Ennis to the Atlantic coast

The N85 — a road with purpose

The N85 was built as the main overland route from Ennis to the Clare coast. Before that road existed, the mid-Clare townlands around Inagh were significantly more isolated — the bogs and drumlins between Ennis and Ennistymon made passage slow. The road changed the village's role: it became a junction-point on a route that now carries surfers, tourists, and dairy deliveries alike. The older crossroads pattern of the village still shows the road's historic weight — the church, the school, the small cluster of houses arranged around the junction in a way that says: this was always where you stopped.

Two parishes, one club, since 1903

Inagh-Kilnamona GAA

Inagh and Kilnamona merged their GAA activities early — the combined club has been a fixture in Clare football for over a century. Like most rural Clare clubs, it functions as a year-round social institution as much as a sporting one: the draw, the fundraiser, the underage training session on a wet Tuesday, the senior match that half the parish turns out for. Clare GAA has produced All-Ireland winners from small clubs like this one. The Inagh-Kilnamona pitch is on the edge of the village and has the specific quiet of a GAA ground in the off-season — very green, very empty, very Clare.

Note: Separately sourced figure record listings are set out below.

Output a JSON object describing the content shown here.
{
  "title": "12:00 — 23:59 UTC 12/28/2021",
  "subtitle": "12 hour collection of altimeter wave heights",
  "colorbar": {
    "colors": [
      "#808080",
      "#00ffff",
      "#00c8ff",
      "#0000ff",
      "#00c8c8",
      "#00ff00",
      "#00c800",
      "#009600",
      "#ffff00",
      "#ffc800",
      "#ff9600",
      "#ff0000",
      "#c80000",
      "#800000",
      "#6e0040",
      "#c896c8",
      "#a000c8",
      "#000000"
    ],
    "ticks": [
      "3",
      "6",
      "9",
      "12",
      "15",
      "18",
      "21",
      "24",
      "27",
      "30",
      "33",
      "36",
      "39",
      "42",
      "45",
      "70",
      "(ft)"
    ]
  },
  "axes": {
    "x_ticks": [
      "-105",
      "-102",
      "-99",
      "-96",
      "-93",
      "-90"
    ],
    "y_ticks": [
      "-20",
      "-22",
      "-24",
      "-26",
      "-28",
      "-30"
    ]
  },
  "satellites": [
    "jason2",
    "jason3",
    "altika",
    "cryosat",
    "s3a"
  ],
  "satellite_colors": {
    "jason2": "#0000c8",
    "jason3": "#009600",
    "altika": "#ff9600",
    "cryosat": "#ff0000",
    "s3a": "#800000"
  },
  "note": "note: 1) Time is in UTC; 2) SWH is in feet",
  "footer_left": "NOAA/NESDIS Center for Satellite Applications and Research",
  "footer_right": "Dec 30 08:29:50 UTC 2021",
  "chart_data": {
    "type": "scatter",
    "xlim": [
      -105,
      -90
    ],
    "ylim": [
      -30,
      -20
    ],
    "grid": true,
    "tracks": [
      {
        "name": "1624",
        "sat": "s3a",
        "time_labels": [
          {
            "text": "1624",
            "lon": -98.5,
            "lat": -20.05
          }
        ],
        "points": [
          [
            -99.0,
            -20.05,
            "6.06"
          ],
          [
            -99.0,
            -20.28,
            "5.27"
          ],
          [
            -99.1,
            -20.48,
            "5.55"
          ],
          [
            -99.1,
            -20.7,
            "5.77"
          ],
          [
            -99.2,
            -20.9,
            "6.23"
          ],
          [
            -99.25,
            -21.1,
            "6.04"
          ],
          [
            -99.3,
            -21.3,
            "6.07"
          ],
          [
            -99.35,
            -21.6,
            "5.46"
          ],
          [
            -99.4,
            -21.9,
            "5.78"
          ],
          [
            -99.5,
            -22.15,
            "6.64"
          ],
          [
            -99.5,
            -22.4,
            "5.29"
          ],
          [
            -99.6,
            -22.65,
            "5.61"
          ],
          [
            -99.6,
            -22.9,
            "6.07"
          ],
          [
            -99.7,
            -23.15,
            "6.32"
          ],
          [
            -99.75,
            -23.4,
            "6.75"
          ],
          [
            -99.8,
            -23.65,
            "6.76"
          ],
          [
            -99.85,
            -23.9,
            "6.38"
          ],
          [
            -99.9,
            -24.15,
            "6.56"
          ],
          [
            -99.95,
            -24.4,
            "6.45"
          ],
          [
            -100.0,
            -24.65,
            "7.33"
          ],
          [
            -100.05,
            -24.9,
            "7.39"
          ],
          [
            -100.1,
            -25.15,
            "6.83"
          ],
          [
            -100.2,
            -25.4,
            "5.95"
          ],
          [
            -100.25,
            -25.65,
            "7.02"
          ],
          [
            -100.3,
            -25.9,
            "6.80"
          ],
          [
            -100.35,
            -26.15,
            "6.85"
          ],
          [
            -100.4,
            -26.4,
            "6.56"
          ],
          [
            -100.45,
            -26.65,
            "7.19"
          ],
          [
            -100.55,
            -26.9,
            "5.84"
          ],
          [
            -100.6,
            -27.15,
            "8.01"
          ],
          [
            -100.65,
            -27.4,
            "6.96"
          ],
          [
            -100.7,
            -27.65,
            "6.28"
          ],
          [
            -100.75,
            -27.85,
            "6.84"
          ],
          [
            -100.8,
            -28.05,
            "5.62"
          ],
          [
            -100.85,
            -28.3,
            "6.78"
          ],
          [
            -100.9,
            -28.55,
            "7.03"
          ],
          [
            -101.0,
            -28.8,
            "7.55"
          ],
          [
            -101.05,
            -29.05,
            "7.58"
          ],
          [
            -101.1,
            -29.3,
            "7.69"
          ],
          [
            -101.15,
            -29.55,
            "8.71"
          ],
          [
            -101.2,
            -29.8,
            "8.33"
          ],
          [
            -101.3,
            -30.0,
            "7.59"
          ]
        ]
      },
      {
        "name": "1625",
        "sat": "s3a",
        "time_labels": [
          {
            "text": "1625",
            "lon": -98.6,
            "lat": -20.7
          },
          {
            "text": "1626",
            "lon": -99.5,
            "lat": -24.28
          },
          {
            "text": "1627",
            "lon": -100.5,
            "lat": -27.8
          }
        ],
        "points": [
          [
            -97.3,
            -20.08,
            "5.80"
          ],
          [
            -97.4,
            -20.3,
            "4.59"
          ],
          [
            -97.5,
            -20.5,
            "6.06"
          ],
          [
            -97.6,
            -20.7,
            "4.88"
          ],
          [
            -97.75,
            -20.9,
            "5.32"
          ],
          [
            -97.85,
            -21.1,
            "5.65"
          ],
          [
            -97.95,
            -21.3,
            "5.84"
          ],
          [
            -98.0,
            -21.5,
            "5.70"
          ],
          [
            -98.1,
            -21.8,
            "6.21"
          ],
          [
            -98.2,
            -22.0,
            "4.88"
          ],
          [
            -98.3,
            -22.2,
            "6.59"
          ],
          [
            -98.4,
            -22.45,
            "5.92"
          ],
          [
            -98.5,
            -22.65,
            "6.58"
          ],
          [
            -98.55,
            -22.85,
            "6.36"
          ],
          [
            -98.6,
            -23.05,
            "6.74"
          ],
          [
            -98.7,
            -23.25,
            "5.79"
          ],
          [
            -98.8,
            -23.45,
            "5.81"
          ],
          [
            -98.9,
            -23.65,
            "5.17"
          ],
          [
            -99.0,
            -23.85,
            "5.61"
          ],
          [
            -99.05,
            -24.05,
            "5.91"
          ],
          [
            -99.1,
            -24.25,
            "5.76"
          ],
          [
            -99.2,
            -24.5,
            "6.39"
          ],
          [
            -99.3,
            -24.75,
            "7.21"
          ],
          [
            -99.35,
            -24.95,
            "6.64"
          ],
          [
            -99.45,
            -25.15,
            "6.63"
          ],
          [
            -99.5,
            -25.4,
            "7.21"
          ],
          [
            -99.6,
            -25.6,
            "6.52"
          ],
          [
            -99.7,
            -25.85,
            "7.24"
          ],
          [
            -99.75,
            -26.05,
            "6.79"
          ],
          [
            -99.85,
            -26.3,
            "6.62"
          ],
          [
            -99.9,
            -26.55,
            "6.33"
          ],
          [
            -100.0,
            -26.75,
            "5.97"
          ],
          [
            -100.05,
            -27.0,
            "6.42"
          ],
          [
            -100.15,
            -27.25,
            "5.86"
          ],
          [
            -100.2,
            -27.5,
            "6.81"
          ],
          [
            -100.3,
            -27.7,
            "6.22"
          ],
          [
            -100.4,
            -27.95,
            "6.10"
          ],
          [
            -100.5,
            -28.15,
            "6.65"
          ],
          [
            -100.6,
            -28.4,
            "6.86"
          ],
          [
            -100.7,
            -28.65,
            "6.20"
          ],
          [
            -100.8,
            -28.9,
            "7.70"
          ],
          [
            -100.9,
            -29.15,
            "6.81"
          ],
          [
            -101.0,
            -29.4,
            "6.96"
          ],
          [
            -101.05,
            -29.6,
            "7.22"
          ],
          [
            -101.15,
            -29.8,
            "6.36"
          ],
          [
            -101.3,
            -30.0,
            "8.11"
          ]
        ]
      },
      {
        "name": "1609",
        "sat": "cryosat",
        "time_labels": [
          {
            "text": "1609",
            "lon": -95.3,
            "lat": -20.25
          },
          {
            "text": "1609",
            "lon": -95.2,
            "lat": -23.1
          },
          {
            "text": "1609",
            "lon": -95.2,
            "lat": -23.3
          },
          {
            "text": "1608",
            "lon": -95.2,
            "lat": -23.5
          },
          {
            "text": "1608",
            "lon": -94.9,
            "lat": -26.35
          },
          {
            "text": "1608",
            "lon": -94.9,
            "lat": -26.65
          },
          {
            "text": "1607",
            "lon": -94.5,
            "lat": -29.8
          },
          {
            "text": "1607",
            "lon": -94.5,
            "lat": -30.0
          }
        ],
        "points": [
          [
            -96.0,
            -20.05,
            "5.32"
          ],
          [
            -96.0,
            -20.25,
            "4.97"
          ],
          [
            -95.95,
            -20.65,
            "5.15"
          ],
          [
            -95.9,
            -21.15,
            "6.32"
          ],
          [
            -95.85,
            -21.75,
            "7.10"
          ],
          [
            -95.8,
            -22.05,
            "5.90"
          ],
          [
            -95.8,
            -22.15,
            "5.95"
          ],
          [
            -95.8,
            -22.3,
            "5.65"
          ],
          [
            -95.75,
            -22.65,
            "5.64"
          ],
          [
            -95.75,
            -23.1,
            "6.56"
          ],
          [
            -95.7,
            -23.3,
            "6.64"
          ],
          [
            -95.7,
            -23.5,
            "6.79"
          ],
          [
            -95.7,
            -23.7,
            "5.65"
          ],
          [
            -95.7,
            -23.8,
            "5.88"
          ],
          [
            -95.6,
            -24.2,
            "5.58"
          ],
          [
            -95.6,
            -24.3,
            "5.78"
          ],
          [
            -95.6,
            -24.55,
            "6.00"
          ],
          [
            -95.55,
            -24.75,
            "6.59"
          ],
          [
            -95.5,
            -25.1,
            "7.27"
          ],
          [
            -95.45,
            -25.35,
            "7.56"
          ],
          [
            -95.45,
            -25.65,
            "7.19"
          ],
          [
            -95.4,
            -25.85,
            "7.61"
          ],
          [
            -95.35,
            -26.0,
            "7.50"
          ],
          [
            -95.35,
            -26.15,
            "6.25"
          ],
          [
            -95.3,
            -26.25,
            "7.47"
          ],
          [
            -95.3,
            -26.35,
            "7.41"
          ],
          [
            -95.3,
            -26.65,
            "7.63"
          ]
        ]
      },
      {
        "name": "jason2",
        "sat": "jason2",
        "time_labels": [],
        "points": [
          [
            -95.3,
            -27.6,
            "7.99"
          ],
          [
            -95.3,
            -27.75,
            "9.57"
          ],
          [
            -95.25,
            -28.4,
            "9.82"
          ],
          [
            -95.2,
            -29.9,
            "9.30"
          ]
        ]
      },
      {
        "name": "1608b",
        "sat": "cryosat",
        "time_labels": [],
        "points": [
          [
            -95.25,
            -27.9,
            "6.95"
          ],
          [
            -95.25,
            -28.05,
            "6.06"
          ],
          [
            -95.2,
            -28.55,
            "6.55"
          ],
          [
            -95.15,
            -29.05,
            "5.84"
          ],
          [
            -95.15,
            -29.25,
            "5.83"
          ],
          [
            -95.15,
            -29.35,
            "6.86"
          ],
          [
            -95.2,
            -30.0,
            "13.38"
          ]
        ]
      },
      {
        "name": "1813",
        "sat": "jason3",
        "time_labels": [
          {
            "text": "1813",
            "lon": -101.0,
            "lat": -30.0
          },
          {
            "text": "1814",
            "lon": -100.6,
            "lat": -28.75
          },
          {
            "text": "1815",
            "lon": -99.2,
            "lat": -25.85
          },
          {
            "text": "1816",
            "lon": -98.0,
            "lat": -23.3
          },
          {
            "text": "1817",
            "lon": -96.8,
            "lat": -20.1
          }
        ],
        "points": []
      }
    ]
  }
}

A rural Clare Catholic parish

The parish church

The Roman Catholic church at Inagh serves a wide rural parish — the kind that includes many more scattered farms than the village itself. Mid-Clare was among the areas hardest hit by the Great Famine; the population of the parishes around Inagh fell sharply between 1845 and 1851 through death and emigration. The church that stands today is a nineteenth-century building, a replacement for whatever came before. It functions as the main gathering point of the parish in the way that was universal across rural Ireland for a century and a half — and still, to a meaningful degree, is.

04 / 06

When to go.

There is no bad time. There are different times.

Spring
Mar–May

Mid-Clare is at its best in April and May — green fields, light traffic, and the Burren wildflowers accessible within twenty minutes of the village.

◉ Go
Summer
Jun–Aug

The N85 carries more tourist traffic but the village itself is unchanged. The farm shop is more likely to be open. Ennistymon and Lahinch are close enough for a day out.

◉ Go
Autumn
Sep–Oct

Quiet and good. The light in mid-Clare in October is worth the drive. GAA season wrapping up; the parish has that end-of-year energy.

◉ Go
Winter
Nov–Feb

Not much reason to base here in winter. The farm shop may not be open. Use Ennis or Ennistymon as your hub and pass through.

◐ Mind yourself
05 / 06

What to skip.

Honestly? Don't bother.

If a local was sitting beside you, this is the bit where they'd lean in.

×
Driving through without slowing down

The farm shop is the point. If you're already on the N85, a fifteen-minute detour to Drumcullaun costs you nothing and gets you cheese you'll be annoyed you missed when you see it in a London shop for twice the price.

×
Expecting a village with pubs and restaurants

Inagh is a farming crossroads. Ennistymon is fifteen minutes west and has both. Plan accordingly and the village makes complete sense.

+

Getting there.

By car

Ennis to Inagh is 20km on the N85, about twenty minutes. From Ennistymon, Inagh is 15km east — fifteen minutes. The road is straight and well-maintained; it's the main artery to the Clare coast.

By bus

Bus Éireann services on the Ennis–Ennistymon–Lahinch route pass through Inagh. Check current timetables — it's a request stop in most schedules. Not practical for visiting the farm; that requires a car.

By train

No train. Nearest station is Ennis, well-connected to Limerick and Dublin on the Limerick–Ennis line.

By air

Shannon (SNN) is 40km, about thirty-five minutes by car. Cork is two hours. Dublin is three.